Getting serious discussion as a GOP Presidential prospect almost immediately made Christie a target for national Democrats, a political dynamic intensified by Bridgegate. Ian Sams, regional press secretary with the Democratic National Committee, has been one of Christie's most vocal critics.
"I think that this has revealed something about the Christie Administration and something about Christie's M.O. (modus operandi) that a lot of people across the didn't know from the beginning," said Sams in a phone interview prior to Christie's appearance on 'Ask the Governor.' "There's culture of bullying and intimidation within his realm that frankly would be frightening to see in the White House."
The New York Times recently reported that the Christie Administration's internal investigation into Bridgegate concluded that the governor did nothing wrong. The report is not yet complete and Christie's team of investigators did not speak with three central figures in the controversy; Bridget Kelly, Bill Stepien or David Wildstein. Townsquare's Eric Scott asked Christie Wednesday night if he understood why many are skeptical about a still unfinished internal report that clears him of wrongdoing.
"You don't just come to conclusions from interviews," Christie said. "There's lots and lots of documents that involve all those people which have been part of the public record or will be becoming part of the public record as we go forward and you can discern a lot from that.....I think all the important questions will be answered."

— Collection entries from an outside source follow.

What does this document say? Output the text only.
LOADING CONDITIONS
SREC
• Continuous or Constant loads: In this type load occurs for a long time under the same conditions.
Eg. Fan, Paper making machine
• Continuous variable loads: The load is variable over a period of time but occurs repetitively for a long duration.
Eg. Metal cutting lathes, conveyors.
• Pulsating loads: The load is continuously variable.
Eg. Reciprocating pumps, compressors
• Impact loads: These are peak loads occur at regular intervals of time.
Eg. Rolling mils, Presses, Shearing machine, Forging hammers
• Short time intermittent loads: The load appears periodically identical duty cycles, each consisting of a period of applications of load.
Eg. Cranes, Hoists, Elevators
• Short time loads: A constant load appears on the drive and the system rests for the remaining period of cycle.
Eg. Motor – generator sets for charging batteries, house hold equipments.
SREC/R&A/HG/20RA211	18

Kelly was Christie's deputy chief of staff. She was fired after an email apparently sent by her went public. In it, she wrote: "time for some traffic problems in Fort Lee." Wildstein is the former Port Authority official who received that email. Stepien is Christie's two-time campaign manager. He was in line to chair the Republican State Committee and do consulting work for the Republican Governors Association. The governor relieved Stepien of both jobs after his involvement in Bridgegate became known.
The complete results of the Christie's Administration will be released Thursday morning in the New York offices of Gibson, Dunn and Crutcher.